The clock begins to strike midnight. Cinderella, enchanted by the Prince's attentions, completely forgets the Good Fairy's condition. With the last stroke of twelve, she suddenly remembers and quickly retires at the moment her mother walks up to the Prince and engages him in conversation. Cinderella, whose rich attire has turned simple, tries to leave the royal palace unnoticed. The Prince, observing the beautiful stranger's disappearance, orders his chamberlain to follow her, but just then, a page enters and gives the Prince the slipper which the Princess lost. The Prince, admiring the slipper, orders it to be announced throughout the land that he will choose for his bride the woman whose foot the slipper fits.

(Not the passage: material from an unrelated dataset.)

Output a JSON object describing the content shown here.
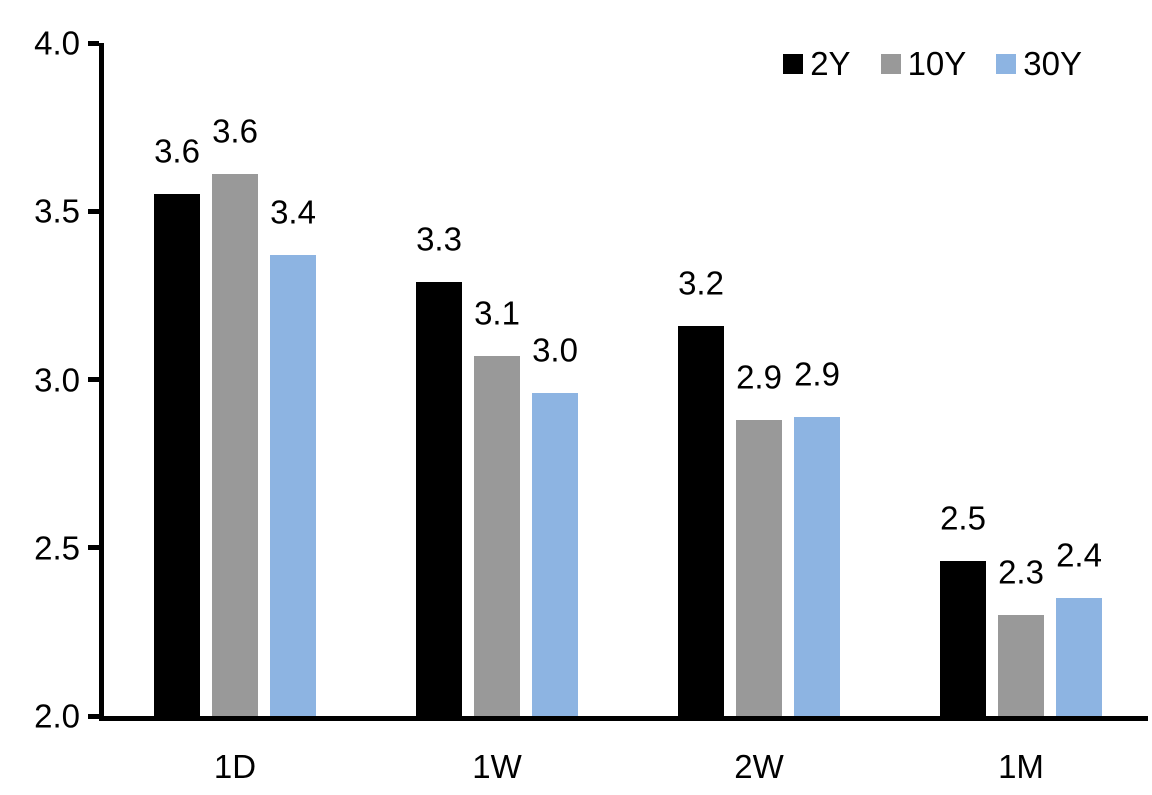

ACT III – A Fantastic Garden in the Prince's Castle

Scene 1

Servants and pages, preparing for the Prince's celebration, walk through the garden from time to time. The Prince enters with his retinue, wanting to know if his wishes have been met and if the beautiful stranger has turned up. The chamberlain calms the Prince, adding that the Princess is probably there. Contended with the chamberlain's assurances, the Prince invites the King and Queen into the ball.

Scene 2

On the day after the ball, Cinderella, wishing to see the Prince again and to look for her lost slipper, comes to the royal garden. Hearing footsteps, she hides in the bushes, frightened, falls to her knees in despair and prays for her godmother to help her.

Scene 3

The Good Fairy appears, and wishing to help her favourite again, still reproaches her for disobeying and not coming home in time. Cinderella begs the Good Fairy's forgiveness and asks her to help. Trumpets sound; the herald announces that Prince Charming will choose as his bride the woman whose foot fits the slipper which was found. Cinderella wants to be at the celebration to see him again and begs the Fairy to let her go to the ball. The Fairy gladly agrees; they withdraw.

Scene 4

The King and Queen enter with the Prince and the others invited to the celebration. The Prince asks the assembled beauties to try on the slipper, but their efforts are in vain; the slipper does not fit any of them. The herald now announces the Good Fairy with Cinderella. The Prince suggests that Cinderella also try the slipper and, to the astonishment of all, the slipper fits and stays on her foot. The onlookers are struck by Cinderella's beauty and the Prince, delighted, declares his love to her; her sisters beg forgiveness for treating her badly. She forgives them and the heralds announce Cinderella as the Prince's bride. The entire court congratulates them.